В спальню я юркнуть не успела — соседняя дверь распахнулась, и оттуда вывалился новый хозяин Арве-мал-Тиге. Босой, растрепанный, в одних штанах. С ног до головы перемазанный кашей.
Мы замерли друг напротив друга, и не знаю, что там отражалось на моем лице — не утихшая злость или жгучее смущение от вида обнаженного торса, великолепного, несмотря на живописно стекающую по нему овсянку, — но на лице Рэйнера явно читалась жажда смерти. Вероятно, моей.
— Что? Что я сделал не так? — прошипел мэйн, и я, расправив плечи, попыталась притвориться, что не стою перед ним растрепанная и в сорочке.
— Вы попросили подать кашу — ее подали.
«Наверняка вывалили всю кастрюлю на кровать».
— Вы попросили вас разбудить — и они выбрали самый действенный способ.
«Скажи спасибо, что разбудили на полчаса позже, и каша успела остыть, так что вляпался ты не в горячее варево».
— Но насчет качества еды можете не переживать. Катрин никогда не приготовит гадость — поварская гордость, знаете ли.
В самом деле, пахло от Рэйнера так, что у меня самой чуть слюнки не потекли.

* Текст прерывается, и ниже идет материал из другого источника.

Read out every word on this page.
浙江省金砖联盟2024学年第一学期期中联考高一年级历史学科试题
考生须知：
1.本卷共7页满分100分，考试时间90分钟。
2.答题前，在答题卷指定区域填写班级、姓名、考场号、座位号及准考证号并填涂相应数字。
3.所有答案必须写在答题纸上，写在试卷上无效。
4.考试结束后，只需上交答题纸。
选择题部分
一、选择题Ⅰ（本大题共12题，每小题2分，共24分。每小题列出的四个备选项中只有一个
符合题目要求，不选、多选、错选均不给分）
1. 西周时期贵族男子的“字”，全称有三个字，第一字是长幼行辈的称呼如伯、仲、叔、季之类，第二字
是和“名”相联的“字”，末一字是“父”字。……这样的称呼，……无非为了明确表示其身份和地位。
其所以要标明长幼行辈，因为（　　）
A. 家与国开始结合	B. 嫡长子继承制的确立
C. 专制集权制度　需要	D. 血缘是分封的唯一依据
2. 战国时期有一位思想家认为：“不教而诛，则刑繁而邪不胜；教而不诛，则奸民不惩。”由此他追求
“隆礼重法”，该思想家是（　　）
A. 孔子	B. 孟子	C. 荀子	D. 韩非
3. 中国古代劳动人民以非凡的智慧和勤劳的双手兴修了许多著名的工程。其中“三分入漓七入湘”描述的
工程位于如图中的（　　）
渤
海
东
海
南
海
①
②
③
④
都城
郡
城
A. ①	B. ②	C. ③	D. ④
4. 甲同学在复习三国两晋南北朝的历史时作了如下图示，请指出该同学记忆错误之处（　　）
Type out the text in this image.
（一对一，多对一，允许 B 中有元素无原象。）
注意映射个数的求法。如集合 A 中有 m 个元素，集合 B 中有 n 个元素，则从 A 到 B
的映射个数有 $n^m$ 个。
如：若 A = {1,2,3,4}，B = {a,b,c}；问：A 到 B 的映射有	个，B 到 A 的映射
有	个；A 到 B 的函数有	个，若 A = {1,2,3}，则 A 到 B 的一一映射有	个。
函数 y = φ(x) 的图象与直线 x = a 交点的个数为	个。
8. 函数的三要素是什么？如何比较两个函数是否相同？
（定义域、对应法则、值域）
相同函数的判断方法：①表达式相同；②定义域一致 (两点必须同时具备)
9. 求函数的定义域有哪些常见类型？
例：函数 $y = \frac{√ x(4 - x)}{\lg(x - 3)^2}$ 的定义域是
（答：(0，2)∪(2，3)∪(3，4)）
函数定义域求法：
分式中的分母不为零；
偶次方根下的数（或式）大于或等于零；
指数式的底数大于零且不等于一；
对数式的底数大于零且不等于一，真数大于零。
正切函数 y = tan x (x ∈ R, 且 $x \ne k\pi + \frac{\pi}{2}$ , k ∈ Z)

Да, виновата исключительно каша…
Чувствуя себя отмщенной, я вскинула подбородок и наконец скрылась за дверью спальни. Что там ворчал мне вслед мэйн, не расслышала.
Моя кровать, к счастью, не пострадала ни от каких шедевров кулинарии, так что уже через несколько секунд я свернулась под одеялом, чувствуя, как сверху наваливается тяжелый сон.
И все-таки интересно, зачем Аццо пытался отправить меня в лабораторию?